The connectors are clearly marked with the color and the numbered connection pins. To get the PCM to talk on the bench, all I needed were the correct positive and ground leads and of course that very important data line installed into the test plugs. This way, I could bench test the PCM without interfering with the wiring in the truck. A simple scope reading could tell me what was going on. No communication should be a thing of the past now.
I wasn’t a bit surprised… the weirdness continued. This PCM doesn’t even turn on, completely dead. I re-checked my pin positions several times, I was absolutely sure I had them right. It can only mean one thing… another bad computer.

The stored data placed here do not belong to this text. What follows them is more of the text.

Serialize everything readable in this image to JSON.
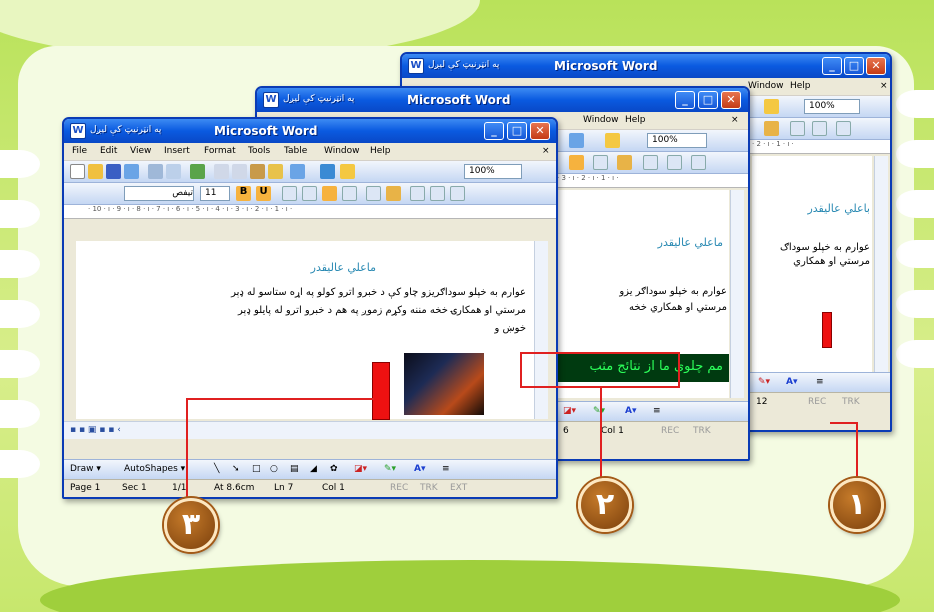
{
  "windows": {
    "back": {
      "app_title": "Microsoft Word",
      "doc_title": "په انټرنیټ کې لیږل",
      "menu": [
        "Window",
        "Help"
      ],
      "zoom": "100%",
      "heading": "باعلي عالیقدر",
      "body_lines": [
        "عوارم به خپلو سوداګ",
        "مرستي او همکاري"
      ],
      "status": {
        "col": "12",
        "rec": "REC",
        "trk": "TRK"
      }
    },
    "middle": {
      "app_title": "Microsoft Word",
      "doc_title": "په انټرنیټ کې لیږل",
      "menu": [
        "Window",
        "Help"
      ],
      "zoom": "100%",
      "heading": "ماعلي عالیقدر",
      "body_lines": [
        "عوارم به خپلو سوداګر یزو",
        "مرستي او همکاري خخه"
      ],
      "green_text": "مم چلوی ما از نتائج مثب",
      "status": {
        "page": "6",
        "col": "Col 1",
        "rec": "REC",
        "trk": "TRK"
      }
    },
    "front": {
      "app_title": "Microsoft Word",
      "doc_title": "په انټرنیټ کې لیږل",
      "menu": [
        "File",
        "Edit",
        "View",
        "Insert",
        "Format",
        "Tools",
        "Table",
        "Window",
        "Help"
      ],
      "zoom": "100%",
      "font_name": "تیفص",
      "font_size": "11",
      "heading": "ماعلي عالیقدر",
      "body_lines": [
        "عوارم به خپلو سوداګریزو چاو کې د خبرو اترو کولو په اړه ستاسو له ډېر",
        "مرستي او همکارۍ خخه مننه وکړم زموږ په هم د خبرو اترو له پایلو ډېر",
        "خوښ و"
      ],
      "drawbar": {
        "draw": "Draw ▾",
        "autoshapes": "AutoShapes ▾"
      },
      "status": {
        "page": "Page 1",
        "sec": "Sec 1",
        "pages": "1/1",
        "at": "At 8.6cm",
        "ln": "Ln 7",
        "col": "Col 1",
        "rec": "REC",
        "trk": "TRK",
        "ext": "EXT"
      }
    }
  },
  "callouts": {
    "one": "١",
    "two": "٢",
    "three": "٣"
  },
  "colors": {
    "title_blue": "#0a5ae0",
    "callout_red": "#e02020",
    "badge_brown": "#9b5718"
  }
}
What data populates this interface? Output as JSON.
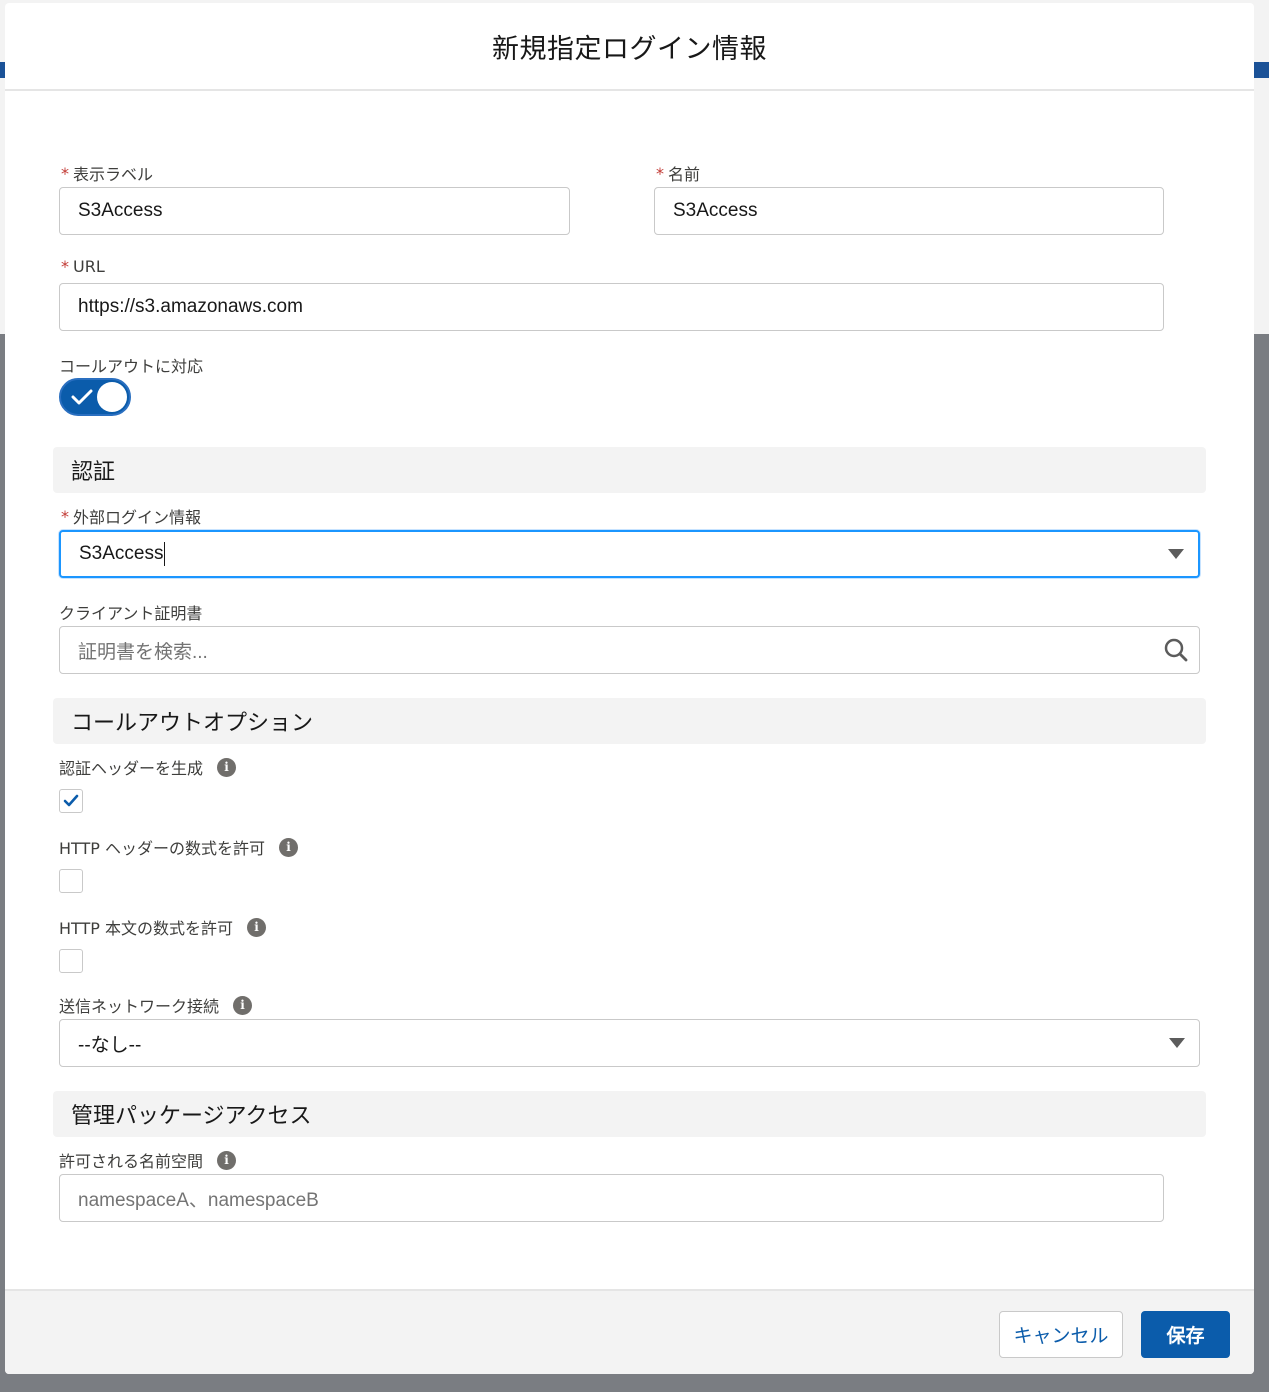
{
  "dialog": {
    "title": "新規指定ログイン情報"
  },
  "fields": {
    "label": {
      "label": "表示ラベル",
      "value": "S3Access",
      "required": true
    },
    "name": {
      "label": "名前",
      "value": "S3Access",
      "required": true
    },
    "url": {
      "label": "URL",
      "value": "https://s3.amazonaws.com",
      "required": true
    },
    "callout": {
      "label": "コールアウトに対応",
      "enabled": true
    }
  },
  "auth_section": {
    "title": "認証",
    "external_credential": {
      "label": "外部ログイン情報",
      "value": "S3Access",
      "required": true
    },
    "client_cert": {
      "label": "クライアント証明書",
      "placeholder": "証明書を検索..."
    }
  },
  "callout_options": {
    "title": "コールアウトオプション",
    "generate_auth_header": {
      "label": "認証ヘッダーを生成",
      "checked": true
    },
    "allow_header_formulas": {
      "label": "HTTP ヘッダーの数式を許可",
      "checked": false
    },
    "allow_body_formulas": {
      "label": "HTTP 本文の数式を許可",
      "checked": false
    },
    "outbound_network": {
      "label": "送信ネットワーク接続",
      "value": "--なし--"
    }
  },
  "managed_package": {
    "title": "管理パッケージアクセス",
    "namespaces": {
      "label": "許可される名前空間",
      "placeholder": "namespaceA、namespaceB"
    }
  },
  "footer": {
    "cancel_label": "キャンセル",
    "save_label": "保存"
  },
  "icons": {
    "info": "info-icon",
    "search": "search-icon",
    "check": "check-icon",
    "dropdown": "chevron-down-icon"
  },
  "colors": {
    "brand": "#0b5cab",
    "required": "#c23934",
    "focus": "#1b96ff"
  }
}
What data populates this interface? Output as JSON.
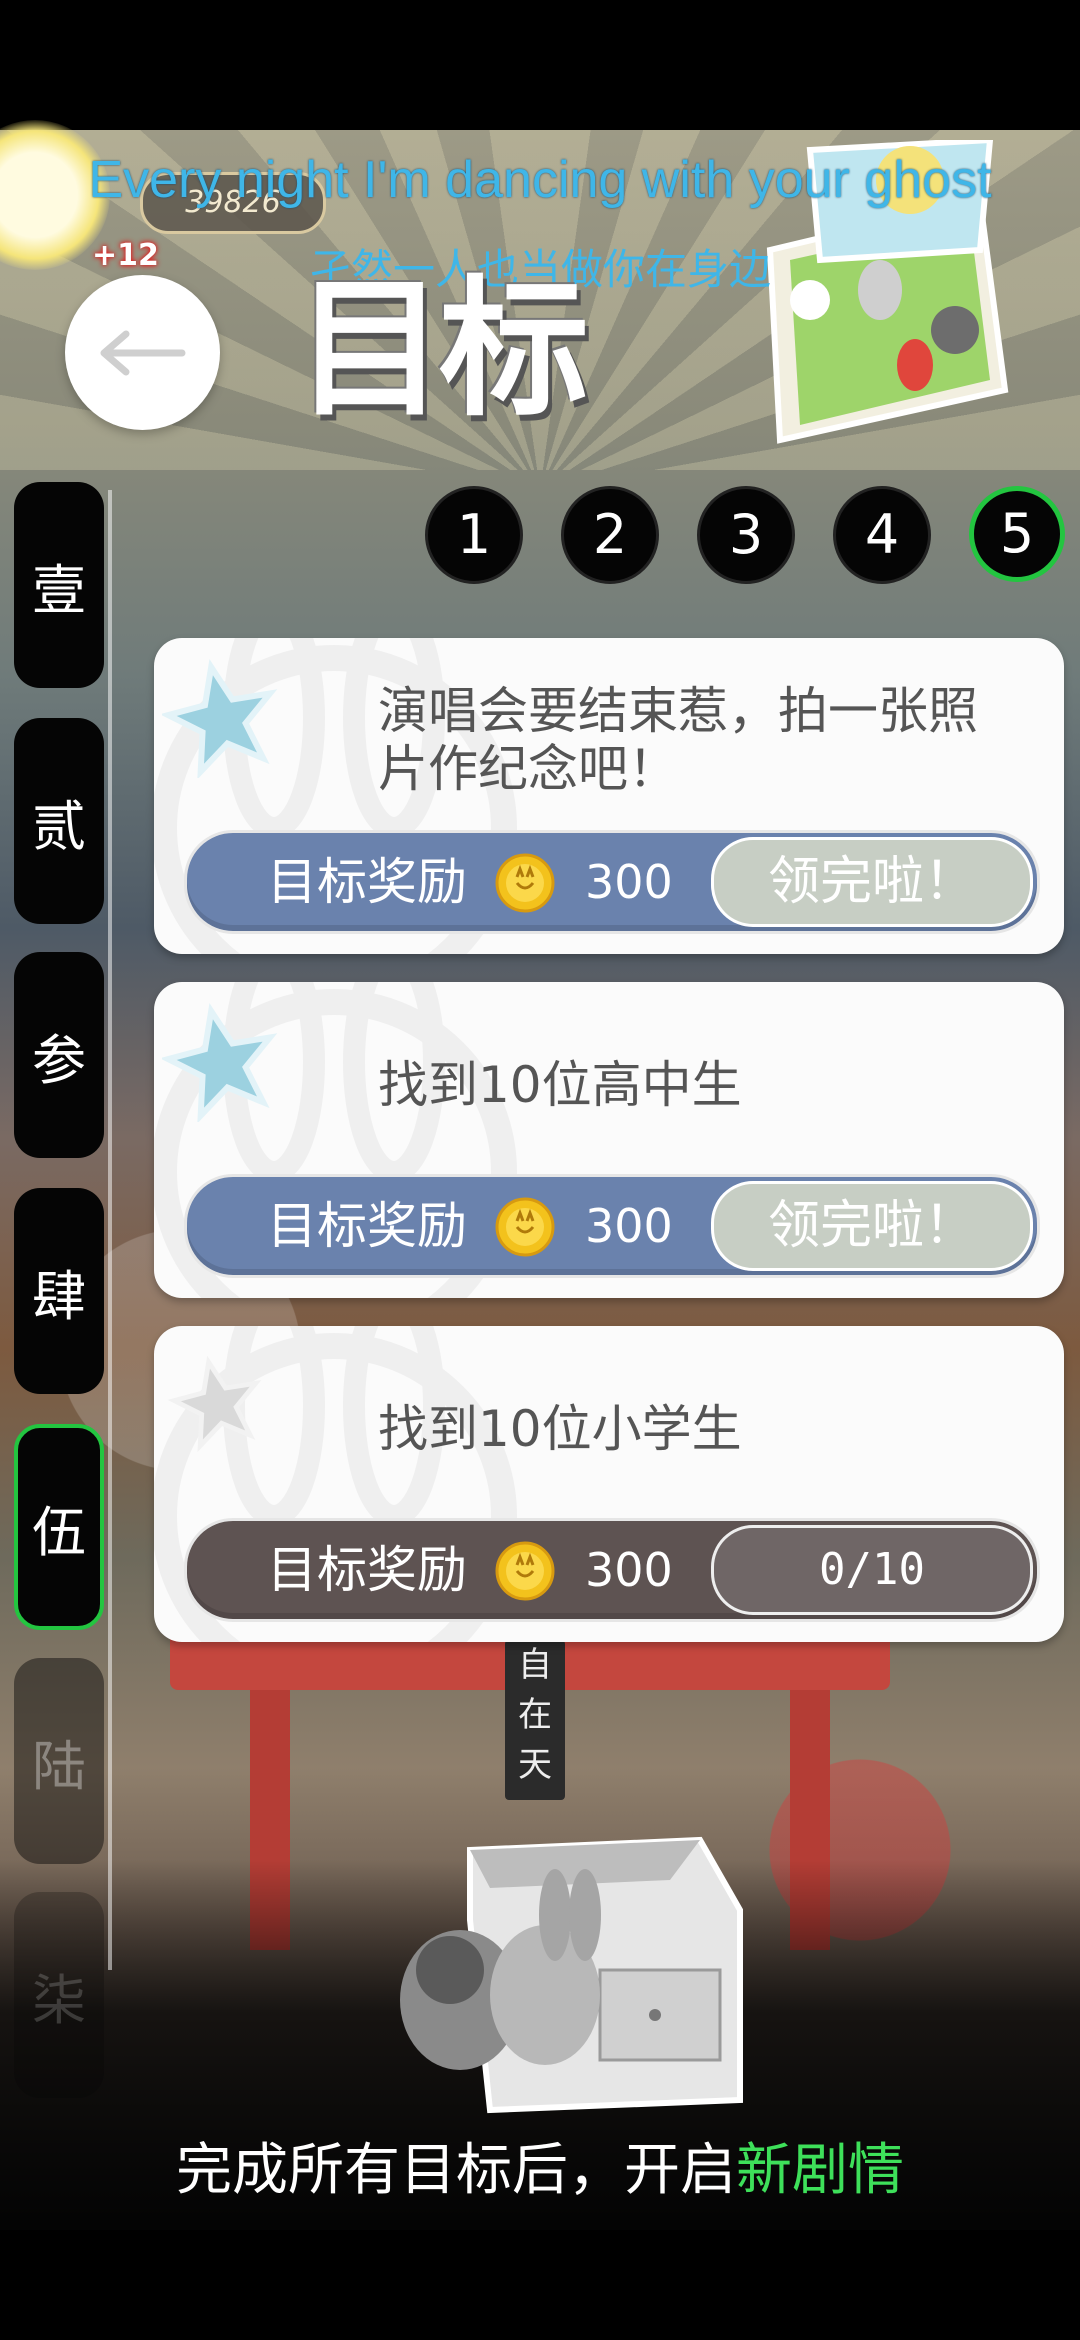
{
  "status": {
    "coins": "39826",
    "coin_gain": "+12"
  },
  "lyrics": {
    "english": "Every night I'm dancing with your ghost",
    "chinese": "孑然一人也当做你在身边"
  },
  "header": {
    "title": "目标",
    "back_icon": "back-arrow-icon"
  },
  "steps": [
    "1",
    "2",
    "3",
    "4",
    "5"
  ],
  "active_step": "5",
  "chapters": [
    {
      "label": "壹",
      "state": "normal"
    },
    {
      "label": "贰",
      "state": "normal"
    },
    {
      "label": "参",
      "state": "normal"
    },
    {
      "label": "肆",
      "state": "normal"
    },
    {
      "label": "伍",
      "state": "active"
    },
    {
      "label": "陆",
      "state": "locked"
    },
    {
      "label": "柒",
      "state": "locked"
    }
  ],
  "goals": [
    {
      "text": "演唱会要结束惹，拍一张照片作纪念吧！",
      "reward_label": "目标奖励",
      "reward_amount": "300",
      "button_label": "领完啦！",
      "status": "claimed"
    },
    {
      "text": "找到10位高中生",
      "reward_label": "目标奖励",
      "reward_amount": "300",
      "button_label": "领完啦！",
      "status": "claimed"
    },
    {
      "text": "找到10位小学生",
      "reward_label": "目标奖励",
      "reward_amount": "300",
      "progress": "0/10",
      "status": "in_progress"
    }
  ],
  "footer": {
    "hint_prefix": "完成所有目标后，开启",
    "hint_highlight": "新剧情"
  },
  "scene": {
    "shrine_sign": "自在天"
  },
  "colors": {
    "accent_green": "#23c540",
    "reward_bar_blue": "#6a82ad",
    "reward_bar_locked": "#5e5352",
    "claimed_button": "#c7cec4",
    "lyric_blue": "#3fb6e8",
    "highlight_green": "#3ee05a"
  }
}
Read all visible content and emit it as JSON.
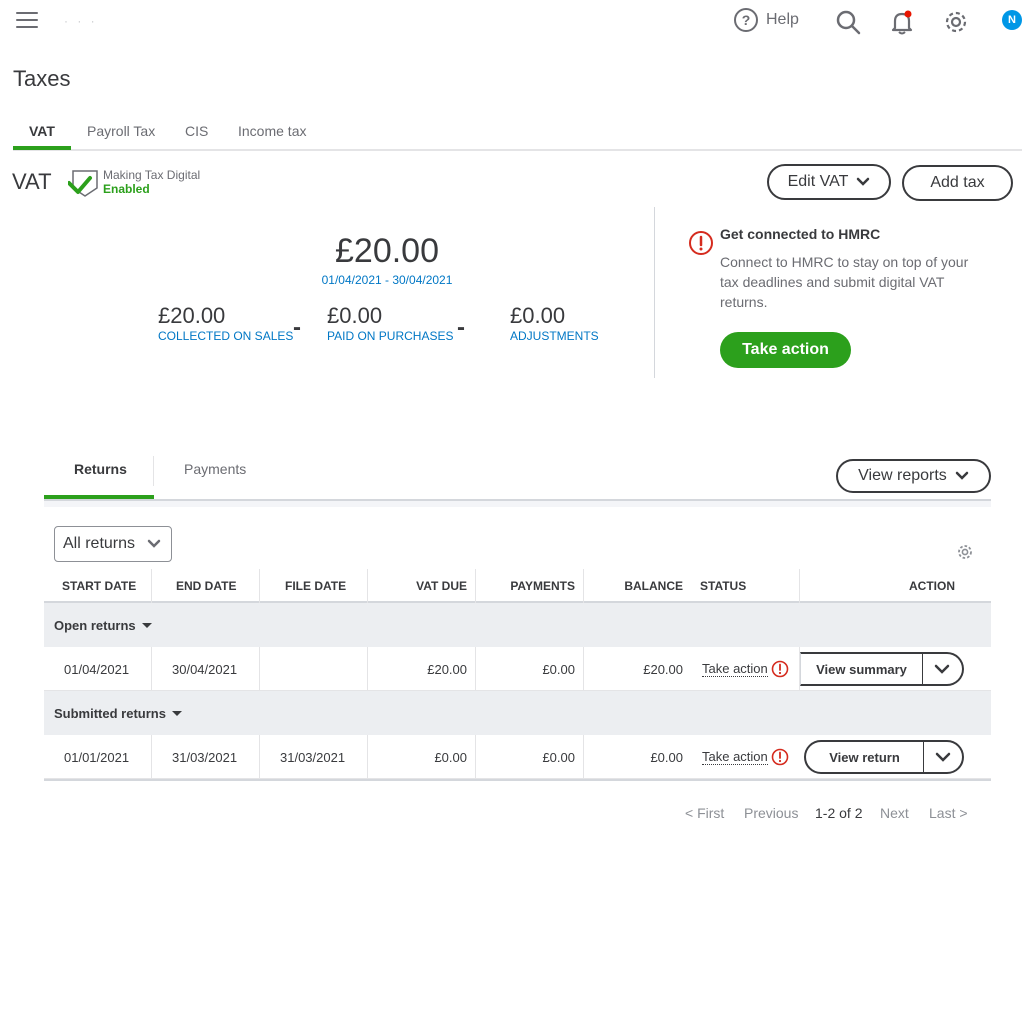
{
  "topbar": {
    "menu_icon": "hamburger-menu-icon",
    "dots": "· · ·",
    "help_label": "Help",
    "search_icon": "search-icon",
    "notifications_icon": "bell-icon",
    "settings_icon": "gear-icon",
    "avatar_initial": "N",
    "avatar_color": "#0097e6",
    "notification_dot_color": "#e81500"
  },
  "page_title": "Taxes",
  "main_tabs": [
    {
      "label": "VAT",
      "active": true
    },
    {
      "label": "Payroll Tax",
      "active": false
    },
    {
      "label": "CIS",
      "active": false
    },
    {
      "label": "Income tax",
      "active": false
    }
  ],
  "vat_section": {
    "heading": "VAT",
    "mtd_line1": "Making Tax Digital",
    "mtd_line2": "Enabled",
    "edit_vat_label": "Edit VAT",
    "add_tax_label": "Add tax"
  },
  "summary": {
    "total": "£20.00",
    "period": "01/04/2021 - 30/04/2021",
    "collected_value": "£20.00",
    "collected_label": "COLLECTED ON SALES",
    "minus1": "-",
    "paid_value": "£0.00",
    "paid_label": "PAID ON PURCHASES",
    "minus2": "-",
    "adjustments_value": "£0.00",
    "adjustments_label": "ADJUSTMENTS"
  },
  "hmrc": {
    "title": "Get connected to HMRC",
    "text": "Connect to HMRC to stay on top of your tax deadlines and submit digital VAT returns.",
    "button_label": "Take action"
  },
  "sub_tabs": [
    {
      "label": "Returns",
      "active": true
    },
    {
      "label": "Payments",
      "active": false
    }
  ],
  "view_reports_label": "View reports",
  "filter": {
    "selected": "All returns"
  },
  "table": {
    "columns": [
      "START DATE",
      "END DATE",
      "FILE DATE",
      "VAT DUE",
      "PAYMENTS",
      "BALANCE",
      "STATUS",
      "ACTION"
    ],
    "groups": [
      {
        "label": "Open returns",
        "rows": [
          {
            "start": "01/04/2021",
            "end": "30/04/2021",
            "file": "",
            "vat_due": "£20.00",
            "payments": "£0.00",
            "balance": "£20.00",
            "status": "Take action",
            "action": "View summary"
          }
        ]
      },
      {
        "label": "Submitted returns",
        "rows": [
          {
            "start": "01/01/2021",
            "end": "31/03/2021",
            "file": "31/03/2021",
            "vat_due": "£0.00",
            "payments": "£0.00",
            "balance": "£0.00",
            "status": "Take action",
            "action": "View return"
          }
        ]
      }
    ]
  },
  "pagination": {
    "first": "< First",
    "previous": "Previous",
    "range": "1-2 of 2",
    "next": "Next",
    "last": "Last >"
  },
  "colors": {
    "accent_green": "#2ca01c",
    "link_blue": "#0077c5",
    "warning_red": "#d52b1e"
  }
}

Would you believe this went on for two more times? Each time the owner would exchange the computer, I would check it with my little bench plug set up. Each time it did the same thing. I couldn’t be sure but there’s a pretty good chance his broken English wasn't communicating his needs to the parts store either. I thought I'd be a little sneaky on the next exchange. I secretly installed some clear tape on one of the connectors. When the shop owner returned with the next "exchanged" computer I knew what was going on. He was handed the same computer over and over and over again. My tape was still over the terminals.
Finally on the 5th or was it 6th try I got what I wanted… COMMUNICATION! WHOO HOO!
I can’t remember a job that I went over the same test procedures so many times and still couldn't get results. There’s that old saying; “Doing the same thing over and over again and expecting different results is the definition of crazy.” Oh yea, I was totally feeling the “crazy”. It sure applied to this job.
There was a point where I started doubting myself, but I stuck to the test results and double-checked my work each and every time to make sure I had it right. Even though the shop owner was getting concerned that I may never solve his problem; he made the commitment to see it through.
Even though we had a language barrier between the two of us, (and the parts store) the communication with the PCM was just as much a barrier, that PCM couldn’t understand either Spanish or English. All I wanted was any form of communication.
In every different direction there was a communication problem. From the shop owner, the part store and that bad computer that kept coming back. Job solved, customer is happy, and I'm sure glad of that. Well, I may only speak a little Spanish, but I can speak a little computer. I guess that makes me a little bilingual too.